As a system becomes more advanced, there is a natural tendency for procedures to transition from being inscribed as code, to expressed as data.
For example, typical CI/CD pipelines have gradually moved from bash scripts in the past, to YAML, json, or other data-centric config files now. Declarative Infrastructure as Code has been a great advancement in managing systems, from BSD jail config files, to docker-compose, to ansible-playbooks, all find ways to express complex system requirements as simple raw values in a text file.
This principle extends beyond config management to code actual implementation. We can build systems in the form of pure functional layers that pass around some data, then perform side effects at the very end safely.
Having as much complexity expressed as data aids in keeping layers of systems cleanly separated, and does wonders for testability. As you're probably heard a compsci teacher say before "find the right data structure and the problem solves itself". You can pass around a data structure that represents a complex sequence of events as simple values and test it like data by making assertions about its content. LISP discovered the power of code as data long ago.

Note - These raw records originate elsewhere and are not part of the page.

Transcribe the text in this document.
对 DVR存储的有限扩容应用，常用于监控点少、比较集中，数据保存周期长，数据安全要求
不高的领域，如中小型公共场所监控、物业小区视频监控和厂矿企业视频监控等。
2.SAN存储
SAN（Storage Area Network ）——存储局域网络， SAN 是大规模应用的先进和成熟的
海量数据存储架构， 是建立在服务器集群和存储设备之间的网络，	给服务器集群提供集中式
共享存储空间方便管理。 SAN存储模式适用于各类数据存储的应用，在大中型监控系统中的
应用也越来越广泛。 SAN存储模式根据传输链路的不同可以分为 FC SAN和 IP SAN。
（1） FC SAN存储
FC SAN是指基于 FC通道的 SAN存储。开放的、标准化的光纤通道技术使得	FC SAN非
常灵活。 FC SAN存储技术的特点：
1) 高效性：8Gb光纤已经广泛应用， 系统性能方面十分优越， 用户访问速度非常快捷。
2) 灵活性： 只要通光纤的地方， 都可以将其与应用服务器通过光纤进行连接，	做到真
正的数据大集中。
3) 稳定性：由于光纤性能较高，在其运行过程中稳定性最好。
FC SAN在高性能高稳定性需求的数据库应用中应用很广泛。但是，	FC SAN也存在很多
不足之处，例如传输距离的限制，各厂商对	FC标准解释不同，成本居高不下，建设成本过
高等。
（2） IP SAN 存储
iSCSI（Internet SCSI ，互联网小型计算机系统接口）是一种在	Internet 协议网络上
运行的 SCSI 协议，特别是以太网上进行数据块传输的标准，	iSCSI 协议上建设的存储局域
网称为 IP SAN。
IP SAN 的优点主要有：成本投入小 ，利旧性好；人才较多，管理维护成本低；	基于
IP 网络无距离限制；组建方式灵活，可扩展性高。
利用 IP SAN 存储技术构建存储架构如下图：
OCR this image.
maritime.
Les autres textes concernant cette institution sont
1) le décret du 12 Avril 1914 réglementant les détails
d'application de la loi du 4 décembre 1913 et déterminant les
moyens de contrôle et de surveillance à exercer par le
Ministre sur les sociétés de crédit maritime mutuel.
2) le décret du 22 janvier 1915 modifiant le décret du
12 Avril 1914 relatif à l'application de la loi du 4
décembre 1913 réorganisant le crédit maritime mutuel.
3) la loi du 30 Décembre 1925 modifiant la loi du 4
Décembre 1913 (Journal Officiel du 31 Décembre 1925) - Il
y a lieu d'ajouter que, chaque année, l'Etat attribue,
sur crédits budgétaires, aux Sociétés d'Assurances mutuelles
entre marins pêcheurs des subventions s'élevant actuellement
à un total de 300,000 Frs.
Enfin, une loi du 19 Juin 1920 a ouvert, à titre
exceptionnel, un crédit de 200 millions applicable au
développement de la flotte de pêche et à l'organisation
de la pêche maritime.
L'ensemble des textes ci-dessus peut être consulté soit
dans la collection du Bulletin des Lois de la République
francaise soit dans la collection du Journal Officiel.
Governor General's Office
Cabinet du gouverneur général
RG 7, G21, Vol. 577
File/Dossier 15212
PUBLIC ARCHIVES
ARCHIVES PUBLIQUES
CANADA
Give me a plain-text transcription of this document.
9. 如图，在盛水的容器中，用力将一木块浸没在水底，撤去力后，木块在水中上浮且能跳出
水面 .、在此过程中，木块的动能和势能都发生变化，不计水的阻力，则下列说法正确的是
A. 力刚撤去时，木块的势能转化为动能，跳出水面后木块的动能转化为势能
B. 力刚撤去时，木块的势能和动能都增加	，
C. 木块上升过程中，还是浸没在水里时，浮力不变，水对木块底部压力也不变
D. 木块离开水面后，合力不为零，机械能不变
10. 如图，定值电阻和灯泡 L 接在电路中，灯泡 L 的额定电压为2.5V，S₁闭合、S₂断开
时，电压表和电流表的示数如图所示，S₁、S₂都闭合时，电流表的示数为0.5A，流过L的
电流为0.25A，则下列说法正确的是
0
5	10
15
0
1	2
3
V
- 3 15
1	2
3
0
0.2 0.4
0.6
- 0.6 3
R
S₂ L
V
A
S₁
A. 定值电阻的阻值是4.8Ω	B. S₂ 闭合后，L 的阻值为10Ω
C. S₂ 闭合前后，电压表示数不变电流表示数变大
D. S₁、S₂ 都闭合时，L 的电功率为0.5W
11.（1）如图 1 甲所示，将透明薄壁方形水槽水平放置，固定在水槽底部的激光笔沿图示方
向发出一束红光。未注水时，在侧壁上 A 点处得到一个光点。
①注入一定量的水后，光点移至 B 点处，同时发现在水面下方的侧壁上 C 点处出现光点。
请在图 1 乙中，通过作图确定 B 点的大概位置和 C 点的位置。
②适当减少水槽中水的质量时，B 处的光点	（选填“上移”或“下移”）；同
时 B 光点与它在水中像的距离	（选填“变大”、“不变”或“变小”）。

That being said, we're not going whole-hog into the meta-programming heavens like LISP, here we're illustrating a compact structure that solves one problem well: describing database changes.
## How can we represent a database operation as data?
Here's a database operation you might see in imperative form, as it is typically written in Django codebases:
```python
user = User.objects.get(id=123)
user.balance = user.balance + 100
```
Now we're going to transform that example from imperative code that *outlines steps*, into declarative data that *describes a desired outcome*.
We can represent each operation on a database as a tuple, and each set of operations as a list of those tuples, forming a transaction.
```python
Operation = Tuple[QuerySet, str, Dict[str, Any]] # NamedTuple works well too
Transaction = List[Operation]
```
An individual operation can now look like this in data form:
```python
operation: Operation = (
User.objects.filter(id=123), # QuerySet to update
'update', # func to call on the queryset
{'balance': F('balance') + 100}, # kwargs for the func
)
```
Django documents this as: [Avoiding Race Conditions With `F()`](https://docs.djangoproject.com/en/2.1/ref/models/expressions/#avoiding-race-conditions-using-f).
This structure works not only for updates, but also equally well for object creation and deletion:
```python
operation1 = (User.objects, 'get_or_create', {'username': 'bob'})
operation2 = (User.objects.filter(username='bob'), 'delete', {})
```
If `F()` expressions aren't enough, you can reuse this design to aquire a list of locks before your logic executes, and execute a different list of operations afterwards.
```jsx
pre_logic_locks = [
(User.objects.filter(id=123), 'select_for_update, {}),
]
...
post_logic_writes = [
(User.objects.filter(id=123), 'update', {'some_field': new_val})
]
```
Of course, the ultimate declarative language is SQL, we can only get close with the Django ORM.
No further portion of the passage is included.